Ping - if you happen to have time to check that out, I realize it could be annoying to do.
comment:11 Changed 10 years ago by
Keywords: | FreeBSD added |
---|
Adding keyword even though it may be a bug on all platforms, since it seems to have only been reported on FreeBSD.
comment:12 Changed 9 years ago by
Milestone: | sage-5.11 → sage-5.12 |
---|
comment:13 Changed 9 years ago by
Milestone: | sage-6.1 → sage-6.2 |
---|
comment:14 Changed 9 years ago by
Milestone: | sage-6.2 → sage-6.3 |
---|
comment:15 Changed 8 years ago by
Milestone: | sage-6.3 → sage-6.4 |
---|
comment:16 Changed 2 years ago by
this appears still to be the case, see https://gitlab.com/rezozer/forks/sympow/-/blob/master/disk.c#L60 (this GitLab repo, I gather, is Debian's pseudo-upstream)
comment:17 Changed 2 years ago by
Cc: | mjo added |
---|---|
Milestone: | sage-6.4 → sage-9.3 |
Report Upstream: | N/A → Not yet reported upstream; Will do shortly. |
comment:18 Changed 2 years ago by
I think this was fixed by removing the free()
instead:
https://gitlab.com/rezozer/forks/sympow/-/commit/f414d52ee601c54fab556ad2ecf79762ec7d5eef
comment:19 Changed 2 years ago by
Report Upstream: | Not yet reported upstream; Will do shortly. → Fixed upstream, in a later stable release. |
---|---|
Reviewers: | → Dima Pasechnik |
Status: | new → needs_review |
this "fix" replaces a wrong attempt to free memory held (a bit wrongly, as some pointers that by right should be NULL are not always, as found on this ticket) in an array of pointers by no freeing at all.

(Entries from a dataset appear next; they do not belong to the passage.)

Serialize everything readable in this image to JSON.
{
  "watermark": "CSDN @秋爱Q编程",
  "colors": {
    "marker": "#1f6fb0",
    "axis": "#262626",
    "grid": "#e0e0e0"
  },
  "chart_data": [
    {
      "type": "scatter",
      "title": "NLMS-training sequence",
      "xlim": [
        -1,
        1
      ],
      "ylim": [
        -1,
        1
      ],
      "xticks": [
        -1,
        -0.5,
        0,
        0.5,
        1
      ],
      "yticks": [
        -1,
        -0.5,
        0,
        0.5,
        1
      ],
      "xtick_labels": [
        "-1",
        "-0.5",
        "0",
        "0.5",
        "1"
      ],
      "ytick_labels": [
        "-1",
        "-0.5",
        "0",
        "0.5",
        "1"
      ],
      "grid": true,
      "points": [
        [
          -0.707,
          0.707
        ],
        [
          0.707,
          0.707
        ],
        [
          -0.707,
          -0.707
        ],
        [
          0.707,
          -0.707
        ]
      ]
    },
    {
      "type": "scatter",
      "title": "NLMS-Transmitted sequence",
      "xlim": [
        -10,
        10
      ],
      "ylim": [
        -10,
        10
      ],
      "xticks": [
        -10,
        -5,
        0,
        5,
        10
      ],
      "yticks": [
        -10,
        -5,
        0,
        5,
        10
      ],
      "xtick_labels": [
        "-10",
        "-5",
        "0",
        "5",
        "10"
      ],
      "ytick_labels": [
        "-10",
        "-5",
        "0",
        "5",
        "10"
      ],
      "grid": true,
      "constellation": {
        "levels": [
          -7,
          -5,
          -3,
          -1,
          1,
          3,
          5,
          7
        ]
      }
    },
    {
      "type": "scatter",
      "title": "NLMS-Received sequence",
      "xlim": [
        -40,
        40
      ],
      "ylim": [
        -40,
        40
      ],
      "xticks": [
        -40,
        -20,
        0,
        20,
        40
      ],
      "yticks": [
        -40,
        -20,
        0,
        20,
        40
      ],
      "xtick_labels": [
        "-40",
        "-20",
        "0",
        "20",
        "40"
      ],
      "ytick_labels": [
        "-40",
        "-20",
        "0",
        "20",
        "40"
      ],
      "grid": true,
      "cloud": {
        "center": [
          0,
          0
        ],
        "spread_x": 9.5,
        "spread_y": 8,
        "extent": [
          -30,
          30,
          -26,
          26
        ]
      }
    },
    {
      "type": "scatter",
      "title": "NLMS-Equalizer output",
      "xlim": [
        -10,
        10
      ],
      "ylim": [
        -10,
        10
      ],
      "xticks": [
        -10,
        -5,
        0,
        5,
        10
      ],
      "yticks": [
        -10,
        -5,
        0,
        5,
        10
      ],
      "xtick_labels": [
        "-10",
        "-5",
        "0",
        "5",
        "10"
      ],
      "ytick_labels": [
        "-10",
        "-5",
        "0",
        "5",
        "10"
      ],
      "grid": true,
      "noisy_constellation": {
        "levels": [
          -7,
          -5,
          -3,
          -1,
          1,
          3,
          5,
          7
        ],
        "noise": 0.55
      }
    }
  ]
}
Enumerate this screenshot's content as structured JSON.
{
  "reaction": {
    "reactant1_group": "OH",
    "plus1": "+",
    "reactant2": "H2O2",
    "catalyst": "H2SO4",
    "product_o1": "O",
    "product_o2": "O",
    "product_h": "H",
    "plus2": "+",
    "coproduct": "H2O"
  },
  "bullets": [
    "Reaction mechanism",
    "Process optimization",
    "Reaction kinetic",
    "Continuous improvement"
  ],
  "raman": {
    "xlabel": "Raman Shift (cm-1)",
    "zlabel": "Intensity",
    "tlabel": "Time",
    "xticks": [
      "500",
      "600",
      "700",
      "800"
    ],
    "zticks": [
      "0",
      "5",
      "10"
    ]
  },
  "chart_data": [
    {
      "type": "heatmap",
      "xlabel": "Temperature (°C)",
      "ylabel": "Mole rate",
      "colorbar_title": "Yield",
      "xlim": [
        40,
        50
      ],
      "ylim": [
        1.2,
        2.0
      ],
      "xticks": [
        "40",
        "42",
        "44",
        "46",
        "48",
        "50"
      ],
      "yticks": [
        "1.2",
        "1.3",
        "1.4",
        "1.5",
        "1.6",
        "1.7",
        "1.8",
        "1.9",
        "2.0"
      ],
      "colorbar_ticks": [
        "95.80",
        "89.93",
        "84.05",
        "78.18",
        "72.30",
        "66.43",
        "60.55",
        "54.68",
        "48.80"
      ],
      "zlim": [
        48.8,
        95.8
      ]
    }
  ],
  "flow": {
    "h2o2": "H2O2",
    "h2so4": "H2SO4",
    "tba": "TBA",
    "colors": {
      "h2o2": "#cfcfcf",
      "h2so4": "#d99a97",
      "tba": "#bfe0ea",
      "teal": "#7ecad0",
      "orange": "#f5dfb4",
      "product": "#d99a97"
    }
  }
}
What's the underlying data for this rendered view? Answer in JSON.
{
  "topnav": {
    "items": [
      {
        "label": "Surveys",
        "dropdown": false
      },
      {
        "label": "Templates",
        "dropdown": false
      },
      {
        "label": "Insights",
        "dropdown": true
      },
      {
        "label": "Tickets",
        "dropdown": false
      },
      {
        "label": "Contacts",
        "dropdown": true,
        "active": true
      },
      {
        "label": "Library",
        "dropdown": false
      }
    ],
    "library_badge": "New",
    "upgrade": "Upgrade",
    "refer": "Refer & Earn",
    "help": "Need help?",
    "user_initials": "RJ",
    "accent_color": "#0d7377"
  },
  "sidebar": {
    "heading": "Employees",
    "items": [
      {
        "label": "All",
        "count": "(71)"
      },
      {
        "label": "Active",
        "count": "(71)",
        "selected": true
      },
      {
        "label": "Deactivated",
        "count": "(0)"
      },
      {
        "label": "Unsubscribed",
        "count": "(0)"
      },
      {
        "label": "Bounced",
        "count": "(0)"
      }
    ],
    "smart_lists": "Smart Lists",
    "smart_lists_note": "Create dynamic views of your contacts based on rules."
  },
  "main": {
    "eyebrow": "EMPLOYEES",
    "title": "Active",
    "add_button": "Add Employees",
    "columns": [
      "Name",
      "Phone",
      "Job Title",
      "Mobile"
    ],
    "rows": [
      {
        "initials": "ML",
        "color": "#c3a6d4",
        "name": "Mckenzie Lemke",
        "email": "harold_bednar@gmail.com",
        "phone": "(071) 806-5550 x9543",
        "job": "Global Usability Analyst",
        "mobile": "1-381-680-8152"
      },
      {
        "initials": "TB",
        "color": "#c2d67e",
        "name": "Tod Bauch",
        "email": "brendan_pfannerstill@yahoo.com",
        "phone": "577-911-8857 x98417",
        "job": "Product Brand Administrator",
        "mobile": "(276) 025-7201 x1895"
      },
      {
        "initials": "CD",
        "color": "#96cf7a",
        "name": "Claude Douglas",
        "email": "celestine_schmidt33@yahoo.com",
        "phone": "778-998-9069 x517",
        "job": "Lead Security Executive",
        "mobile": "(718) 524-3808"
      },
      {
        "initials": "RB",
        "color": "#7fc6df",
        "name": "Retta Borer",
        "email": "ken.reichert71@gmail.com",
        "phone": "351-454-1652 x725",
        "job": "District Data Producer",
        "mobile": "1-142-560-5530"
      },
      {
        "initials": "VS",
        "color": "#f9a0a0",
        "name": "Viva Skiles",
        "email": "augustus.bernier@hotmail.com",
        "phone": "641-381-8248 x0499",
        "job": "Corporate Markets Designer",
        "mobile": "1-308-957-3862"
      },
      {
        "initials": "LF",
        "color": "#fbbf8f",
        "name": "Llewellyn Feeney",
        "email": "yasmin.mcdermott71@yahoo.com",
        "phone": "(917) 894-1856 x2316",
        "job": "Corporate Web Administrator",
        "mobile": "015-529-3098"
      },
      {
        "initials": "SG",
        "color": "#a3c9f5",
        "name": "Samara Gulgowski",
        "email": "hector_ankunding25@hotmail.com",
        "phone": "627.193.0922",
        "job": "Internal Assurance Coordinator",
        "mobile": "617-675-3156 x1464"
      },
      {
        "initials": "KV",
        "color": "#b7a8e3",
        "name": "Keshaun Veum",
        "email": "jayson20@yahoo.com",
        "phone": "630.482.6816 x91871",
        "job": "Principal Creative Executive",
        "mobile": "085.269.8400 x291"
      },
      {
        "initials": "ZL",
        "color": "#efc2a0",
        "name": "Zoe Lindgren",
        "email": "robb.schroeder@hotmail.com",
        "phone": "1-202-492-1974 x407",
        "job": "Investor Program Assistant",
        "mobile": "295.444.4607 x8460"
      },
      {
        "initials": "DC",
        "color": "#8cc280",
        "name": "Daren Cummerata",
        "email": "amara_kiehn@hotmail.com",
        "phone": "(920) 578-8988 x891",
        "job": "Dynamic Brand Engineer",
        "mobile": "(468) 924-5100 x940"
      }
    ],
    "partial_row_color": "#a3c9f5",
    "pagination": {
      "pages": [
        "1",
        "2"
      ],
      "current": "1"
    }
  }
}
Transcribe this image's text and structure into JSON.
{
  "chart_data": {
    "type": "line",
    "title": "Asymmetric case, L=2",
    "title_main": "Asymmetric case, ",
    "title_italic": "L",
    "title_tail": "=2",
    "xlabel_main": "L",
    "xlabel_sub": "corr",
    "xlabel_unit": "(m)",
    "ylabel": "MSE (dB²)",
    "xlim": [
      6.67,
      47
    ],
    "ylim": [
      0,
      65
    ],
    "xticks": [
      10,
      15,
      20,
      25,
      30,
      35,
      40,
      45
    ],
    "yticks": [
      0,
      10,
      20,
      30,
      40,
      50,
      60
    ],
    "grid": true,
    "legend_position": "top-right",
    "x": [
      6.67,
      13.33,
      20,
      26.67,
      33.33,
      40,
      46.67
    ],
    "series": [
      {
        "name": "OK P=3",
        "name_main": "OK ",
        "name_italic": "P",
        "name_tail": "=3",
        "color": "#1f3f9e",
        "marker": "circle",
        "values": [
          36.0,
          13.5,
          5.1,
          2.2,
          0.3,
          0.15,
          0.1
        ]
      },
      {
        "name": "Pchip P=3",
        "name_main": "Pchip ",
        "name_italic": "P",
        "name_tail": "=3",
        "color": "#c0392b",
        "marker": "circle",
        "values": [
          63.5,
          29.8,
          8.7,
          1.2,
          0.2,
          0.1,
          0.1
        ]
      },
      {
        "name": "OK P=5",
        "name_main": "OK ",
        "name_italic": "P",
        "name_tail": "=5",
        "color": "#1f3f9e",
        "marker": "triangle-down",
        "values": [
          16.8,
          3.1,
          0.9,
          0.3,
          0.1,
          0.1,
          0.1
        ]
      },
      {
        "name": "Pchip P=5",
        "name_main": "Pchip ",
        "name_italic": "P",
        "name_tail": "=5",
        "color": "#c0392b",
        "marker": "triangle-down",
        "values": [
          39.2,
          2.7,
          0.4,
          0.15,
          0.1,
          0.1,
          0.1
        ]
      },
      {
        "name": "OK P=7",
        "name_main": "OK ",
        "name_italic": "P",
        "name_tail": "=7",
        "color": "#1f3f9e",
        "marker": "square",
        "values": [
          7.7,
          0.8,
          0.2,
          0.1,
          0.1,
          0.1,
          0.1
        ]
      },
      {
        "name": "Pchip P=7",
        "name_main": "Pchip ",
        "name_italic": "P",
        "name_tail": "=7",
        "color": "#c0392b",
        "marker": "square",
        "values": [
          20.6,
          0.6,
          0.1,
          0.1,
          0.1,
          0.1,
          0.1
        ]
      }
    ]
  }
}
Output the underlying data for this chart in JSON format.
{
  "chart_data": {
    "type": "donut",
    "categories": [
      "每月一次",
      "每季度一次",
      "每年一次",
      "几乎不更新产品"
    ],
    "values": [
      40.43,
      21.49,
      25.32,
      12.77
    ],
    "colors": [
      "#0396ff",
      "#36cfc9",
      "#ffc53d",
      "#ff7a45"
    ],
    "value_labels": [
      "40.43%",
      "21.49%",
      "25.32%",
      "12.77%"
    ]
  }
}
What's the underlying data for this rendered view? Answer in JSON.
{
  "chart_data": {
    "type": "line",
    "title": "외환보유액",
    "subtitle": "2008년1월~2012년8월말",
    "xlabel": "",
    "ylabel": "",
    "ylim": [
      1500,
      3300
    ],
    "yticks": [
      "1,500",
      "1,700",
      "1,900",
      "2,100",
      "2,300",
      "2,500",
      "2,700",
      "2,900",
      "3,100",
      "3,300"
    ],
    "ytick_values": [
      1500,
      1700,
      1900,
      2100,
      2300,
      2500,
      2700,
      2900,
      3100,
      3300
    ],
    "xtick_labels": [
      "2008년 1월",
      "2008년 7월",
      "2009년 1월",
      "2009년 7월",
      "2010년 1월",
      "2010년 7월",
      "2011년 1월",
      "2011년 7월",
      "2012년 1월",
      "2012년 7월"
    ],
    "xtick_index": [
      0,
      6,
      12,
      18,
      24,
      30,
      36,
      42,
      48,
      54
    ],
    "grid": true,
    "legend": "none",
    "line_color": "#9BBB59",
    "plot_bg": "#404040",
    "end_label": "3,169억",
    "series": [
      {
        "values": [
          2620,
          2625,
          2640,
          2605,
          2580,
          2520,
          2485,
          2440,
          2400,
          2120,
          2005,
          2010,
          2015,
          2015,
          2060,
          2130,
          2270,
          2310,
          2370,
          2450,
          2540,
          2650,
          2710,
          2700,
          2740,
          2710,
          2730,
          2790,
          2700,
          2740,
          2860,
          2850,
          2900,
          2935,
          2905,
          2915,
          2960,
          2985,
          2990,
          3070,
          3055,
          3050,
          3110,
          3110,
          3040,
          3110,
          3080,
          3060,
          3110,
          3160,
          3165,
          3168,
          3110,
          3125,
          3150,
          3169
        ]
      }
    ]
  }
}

This is of course fine if there are only created once during a run of the code, and this appears to be the case.
comment:20 Changed 2 years ago by
Milestone: | sage-9.3 → sage-duplicate/invalid/wontfix |
---|---|
Status: | needs_review → positive_review |
comment:21 Changed 2 years ago by
I've opened https://gitlab.com/rezozer/forks/sympow/-/issues/6 just so that the upstream is aware of this.
comment:22 Changed 20 months ago by
Resolution: | → invalid |
---|---|
Status: | positive_review → closed |
Needs an spkg. I'm sorry that I do not know enough about allocations to review this.
Is there any way to doctest this, just out of curiosity?